Quebec school fees class action: cheques are actually in the mail
1.4 million letters being mailed in $153M settlement over school fees
A total of 1.4 million cheques will soon begin to appear in the mailboxes of eligible parents across Quebec as part of a class-action settlement over public school fees.
"We want the parents to be on the lookout," Jean-Philippe Groleau, a lawyer at Davies Ward Phillips & Vineberg, told CBC Montreal's Daybreak this morning.
"If you're a parent out there and over the next few months you get a letter from Collectiva, please look into it. There's a cheque in there."
Those cheques are part of the $153-million settlement of a lawsuit launched in 2016. It targeted 68 of the province's 72 school board, including all nine English-language boards.

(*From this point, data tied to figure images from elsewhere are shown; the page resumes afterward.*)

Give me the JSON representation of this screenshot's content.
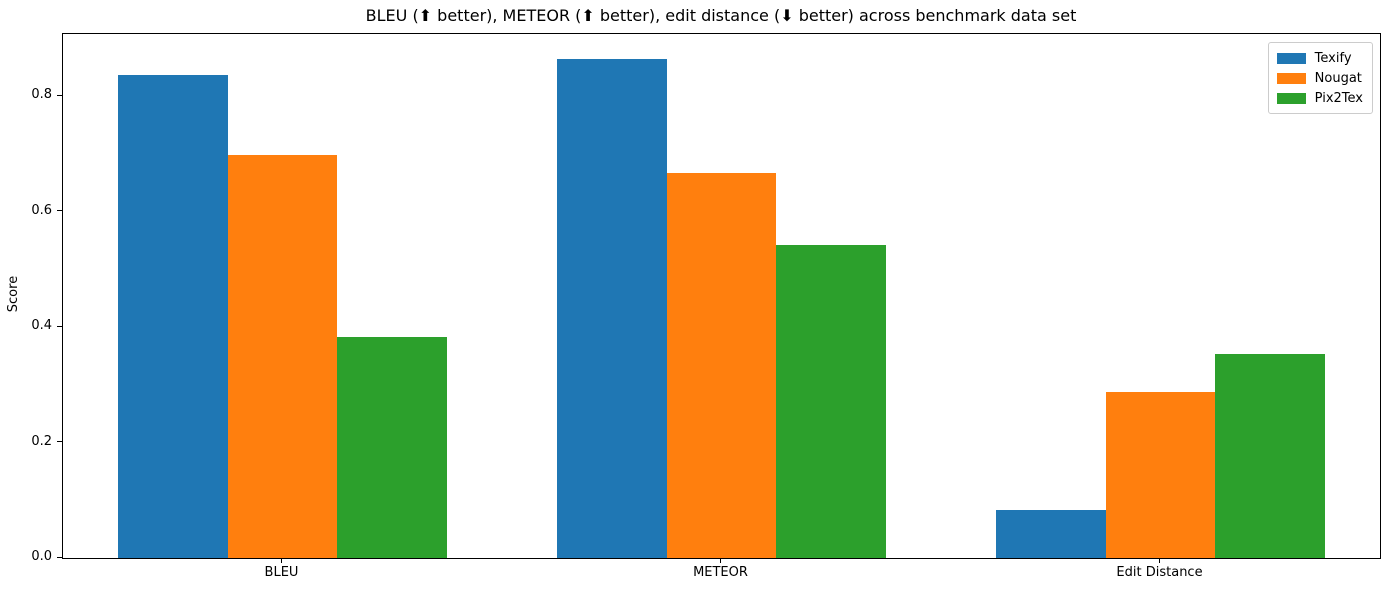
{
  "chart_data": {
    "type": "bar",
    "title": "BLEU (⬆ better), METEOR (⬆ better), edit distance (⬇ better) across benchmark data set",
    "xlabel": "",
    "ylabel": "Score",
    "categories": [
      "BLEU",
      "METEOR",
      "Edit Distance"
    ],
    "series": [
      {
        "name": "Texify",
        "color": "#1f77b4",
        "values": [
          0.837,
          0.865,
          0.083
        ]
      },
      {
        "name": "Nougat",
        "color": "#ff7f0e",
        "values": [
          0.698,
          0.668,
          0.288
        ]
      },
      {
        "name": "Pix2Tex",
        "color": "#2ca02c",
        "values": [
          0.383,
          0.543,
          0.353
        ]
      }
    ],
    "ylim": [
      0,
      0.908
    ],
    "yticks": [
      0.0,
      0.2,
      0.4,
      0.6,
      0.8
    ],
    "ytick_labels": [
      "0.0",
      "0.2",
      "0.4",
      "0.6",
      "0.8"
    ],
    "grid": false,
    "legend_position": "upper right",
    "bar_width_fraction": 0.25
  }
}
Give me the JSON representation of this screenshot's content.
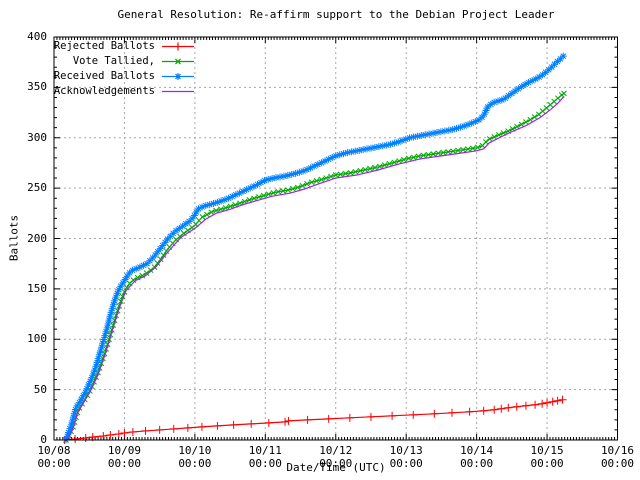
{
  "title": "General Resolution: Re-affirm support to the Debian Project Leader",
  "axes": {
    "xlabel": "Date/Time (UTC)",
    "ylabel": "Ballots",
    "x_tick_dates": [
      "10/08",
      "10/09",
      "10/10",
      "10/11",
      "10/12",
      "10/13",
      "10/14",
      "10/15",
      "10/16"
    ],
    "x_tick_time": "00:00",
    "y_ticks": [
      0,
      50,
      100,
      150,
      200,
      250,
      300,
      350,
      400
    ]
  },
  "colors": {
    "background": "#ffffff",
    "border": "#000000",
    "grid": "#a8a8a8",
    "text": "#000000",
    "rejected": "#ff0000",
    "tallied": "#00a800",
    "received": "#0080ff",
    "acknowledgements": "#a020f0"
  },
  "chart_data": {
    "type": "line",
    "title": "General Resolution: Re-affirm support to the Debian Project Leader",
    "xlabel": "Date/Time (UTC)",
    "ylabel": "Ballots",
    "x_unit": "days since 10/08 00:00 UTC",
    "xlim": [
      0,
      8
    ],
    "ylim": [
      0,
      400
    ],
    "grid": true,
    "legend_position": "top-left",
    "series": [
      {
        "name": "Rejected Ballots",
        "color": "#ff0000",
        "marker": "plus",
        "marker_mode": "points",
        "points": [
          [
            0.15,
            0
          ],
          [
            0.3,
            1
          ],
          [
            0.45,
            2
          ],
          [
            0.55,
            3
          ],
          [
            0.7,
            4
          ],
          [
            0.8,
            5
          ],
          [
            0.92,
            6
          ],
          [
            1.0,
            7
          ],
          [
            1.12,
            8
          ],
          [
            1.3,
            9
          ],
          [
            1.5,
            10
          ],
          [
            1.7,
            11
          ],
          [
            1.9,
            12
          ],
          [
            2.1,
            13
          ],
          [
            2.32,
            14
          ],
          [
            2.55,
            15
          ],
          [
            2.8,
            16
          ],
          [
            3.05,
            17
          ],
          [
            3.28,
            18
          ],
          [
            3.33,
            19
          ],
          [
            3.6,
            20
          ],
          [
            3.9,
            21
          ],
          [
            4.2,
            22
          ],
          [
            4.5,
            23
          ],
          [
            4.8,
            24
          ],
          [
            5.1,
            25
          ],
          [
            5.4,
            26
          ],
          [
            5.65,
            27
          ],
          [
            5.9,
            28
          ],
          [
            6.1,
            29
          ],
          [
            6.25,
            30
          ],
          [
            6.35,
            31
          ],
          [
            6.45,
            32
          ],
          [
            6.57,
            33
          ],
          [
            6.7,
            34
          ],
          [
            6.83,
            35
          ],
          [
            6.93,
            36
          ],
          [
            7.0,
            37
          ],
          [
            7.08,
            38
          ],
          [
            7.15,
            39
          ],
          [
            7.22,
            40
          ]
        ]
      },
      {
        "name": "Vote Tallied,",
        "color": "#00a800",
        "marker": "cross",
        "marker_mode": "dense",
        "points": [
          [
            0.17,
            0
          ],
          [
            0.21,
            4
          ],
          [
            0.25,
            9
          ],
          [
            0.29,
            17
          ],
          [
            0.33,
            27
          ],
          [
            0.37,
            33
          ],
          [
            0.42,
            38
          ],
          [
            0.47,
            44
          ],
          [
            0.52,
            50
          ],
          [
            0.57,
            58
          ],
          [
            0.62,
            66
          ],
          [
            0.67,
            76
          ],
          [
            0.72,
            86
          ],
          [
            0.77,
            97
          ],
          [
            0.82,
            109
          ],
          [
            0.87,
            121
          ],
          [
            0.92,
            132
          ],
          [
            0.97,
            142
          ],
          [
            1.02,
            150
          ],
          [
            1.08,
            156
          ],
          [
            1.15,
            160
          ],
          [
            1.28,
            164
          ],
          [
            1.42,
            171
          ],
          [
            1.52,
            180
          ],
          [
            1.62,
            190
          ],
          [
            1.72,
            198
          ],
          [
            1.82,
            204
          ],
          [
            1.92,
            209
          ],
          [
            2.0,
            213
          ],
          [
            2.1,
            221
          ],
          [
            2.26,
            227
          ],
          [
            2.42,
            230
          ],
          [
            2.6,
            234
          ],
          [
            2.8,
            239
          ],
          [
            3.0,
            243
          ],
          [
            3.15,
            246
          ],
          [
            3.32,
            248
          ],
          [
            3.48,
            251
          ],
          [
            3.62,
            255
          ],
          [
            3.82,
            259
          ],
          [
            4.0,
            263
          ],
          [
            4.2,
            265
          ],
          [
            4.4,
            268
          ],
          [
            4.6,
            271
          ],
          [
            4.8,
            275
          ],
          [
            5.0,
            279
          ],
          [
            5.2,
            282
          ],
          [
            5.4,
            284
          ],
          [
            5.6,
            286
          ],
          [
            5.8,
            288
          ],
          [
            6.0,
            290
          ],
          [
            6.08,
            292
          ],
          [
            6.16,
            298
          ],
          [
            6.32,
            303
          ],
          [
            6.46,
            307
          ],
          [
            6.6,
            312
          ],
          [
            6.74,
            317
          ],
          [
            6.88,
            323
          ],
          [
            7.0,
            330
          ],
          [
            7.1,
            336
          ],
          [
            7.2,
            342
          ],
          [
            7.24,
            344
          ]
        ]
      },
      {
        "name": "Received Ballots",
        "color": "#0080ff",
        "marker": "star",
        "marker_mode": "dense",
        "points": [
          [
            0.17,
            0
          ],
          [
            0.19,
            4
          ],
          [
            0.22,
            10
          ],
          [
            0.25,
            16
          ],
          [
            0.28,
            24
          ],
          [
            0.31,
            32
          ],
          [
            0.35,
            36
          ],
          [
            0.4,
            42
          ],
          [
            0.45,
            48
          ],
          [
            0.5,
            56
          ],
          [
            0.55,
            64
          ],
          [
            0.6,
            74
          ],
          [
            0.65,
            86
          ],
          [
            0.7,
            98
          ],
          [
            0.75,
            110
          ],
          [
            0.8,
            124
          ],
          [
            0.85,
            136
          ],
          [
            0.9,
            146
          ],
          [
            0.95,
            153
          ],
          [
            1.0,
            158
          ],
          [
            1.05,
            164
          ],
          [
            1.1,
            168
          ],
          [
            1.2,
            171
          ],
          [
            1.32,
            175
          ],
          [
            1.42,
            182
          ],
          [
            1.52,
            191
          ],
          [
            1.62,
            200
          ],
          [
            1.72,
            207
          ],
          [
            1.82,
            212
          ],
          [
            1.92,
            217
          ],
          [
            1.98,
            221
          ],
          [
            2.04,
            229
          ],
          [
            2.12,
            232
          ],
          [
            2.28,
            235
          ],
          [
            2.45,
            239
          ],
          [
            2.6,
            244
          ],
          [
            2.75,
            249
          ],
          [
            2.9,
            254
          ],
          [
            3.0,
            258
          ],
          [
            3.12,
            260
          ],
          [
            3.28,
            262
          ],
          [
            3.45,
            265
          ],
          [
            3.58,
            268
          ],
          [
            3.7,
            272
          ],
          [
            3.85,
            277
          ],
          [
            4.0,
            282
          ],
          [
            4.15,
            285
          ],
          [
            4.3,
            287
          ],
          [
            4.45,
            289
          ],
          [
            4.6,
            291
          ],
          [
            4.75,
            293
          ],
          [
            4.9,
            296
          ],
          [
            5.05,
            300
          ],
          [
            5.2,
            302
          ],
          [
            5.35,
            304
          ],
          [
            5.5,
            306
          ],
          [
            5.65,
            308
          ],
          [
            5.8,
            311
          ],
          [
            5.95,
            315
          ],
          [
            6.04,
            318
          ],
          [
            6.1,
            322
          ],
          [
            6.16,
            331
          ],
          [
            6.24,
            335
          ],
          [
            6.38,
            338
          ],
          [
            6.5,
            344
          ],
          [
            6.62,
            350
          ],
          [
            6.74,
            355
          ],
          [
            6.86,
            359
          ],
          [
            6.95,
            363
          ],
          [
            7.05,
            369
          ],
          [
            7.12,
            374
          ],
          [
            7.2,
            379
          ],
          [
            7.23,
            381
          ]
        ]
      },
      {
        "name": "Acknowledgements",
        "color": "#a020f0",
        "marker": "none",
        "marker_mode": "none",
        "points": [
          [
            0.17,
            0
          ],
          [
            0.25,
            8
          ],
          [
            0.33,
            26
          ],
          [
            0.42,
            37
          ],
          [
            0.52,
            49
          ],
          [
            0.62,
            64
          ],
          [
            0.72,
            84
          ],
          [
            0.82,
            107
          ],
          [
            0.92,
            130
          ],
          [
            1.02,
            148
          ],
          [
            1.15,
            158
          ],
          [
            1.3,
            163
          ],
          [
            1.45,
            172
          ],
          [
            1.62,
            187
          ],
          [
            1.8,
            201
          ],
          [
            2.0,
            210
          ],
          [
            2.15,
            219
          ],
          [
            2.3,
            225
          ],
          [
            2.5,
            229
          ],
          [
            2.7,
            234
          ],
          [
            2.9,
            238
          ],
          [
            3.1,
            242
          ],
          [
            3.35,
            245
          ],
          [
            3.55,
            249
          ],
          [
            3.75,
            254
          ],
          [
            4.0,
            260
          ],
          [
            4.3,
            263
          ],
          [
            4.6,
            268
          ],
          [
            4.9,
            274
          ],
          [
            5.2,
            279
          ],
          [
            5.5,
            282
          ],
          [
            5.8,
            285
          ],
          [
            6.0,
            287
          ],
          [
            6.1,
            289
          ],
          [
            6.18,
            295
          ],
          [
            6.35,
            301
          ],
          [
            6.5,
            306
          ],
          [
            6.7,
            312
          ],
          [
            6.9,
            320
          ],
          [
            7.05,
            328
          ],
          [
            7.15,
            334
          ],
          [
            7.24,
            341
          ]
        ]
      }
    ]
  }
}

Collectiva Class Action Services Inc. is responsible for mailing the cheques — $24.09 per student per school year, covering school years from 2009 to the 2016-2017 session. Many parents will get multiple cheques.
Parents don't need to sign up to get paid
Unlike most class actions, parents don't need to sign up to be compensated, Groleau said.
"In this case we agreed with the school boards to go with direct distribution, so the parents don't have to do anything," he said. "They will get the cheques in the mail if their last addresses are known" to the school boards.
The class action was launched by Daisye Marcil, a mother of two from the Saguenay.
She argued parents who send their children to public schools shouldn't have to pay extra fees for things like photocopying, field trips, and supplies such as calculators and tennis balls.
Marcil launched the suit on behalf of parents of 900,000 Quebec students, arguing that public instruction should be free of charge.
Parents who don't receive cheques can contact Collectiva, Groleau said, but the mailing will take months, so they should wait until the end of the year before doing so.
Groleau said the fixed settlement amount was "the only solution to get everyone some amount of compensation" in a reasonable time period.
"If we had tried to go individually and compensate everyone for exactly what they had disbursed, it would have been an exercise that lasted years and probably no one would have gotten anything."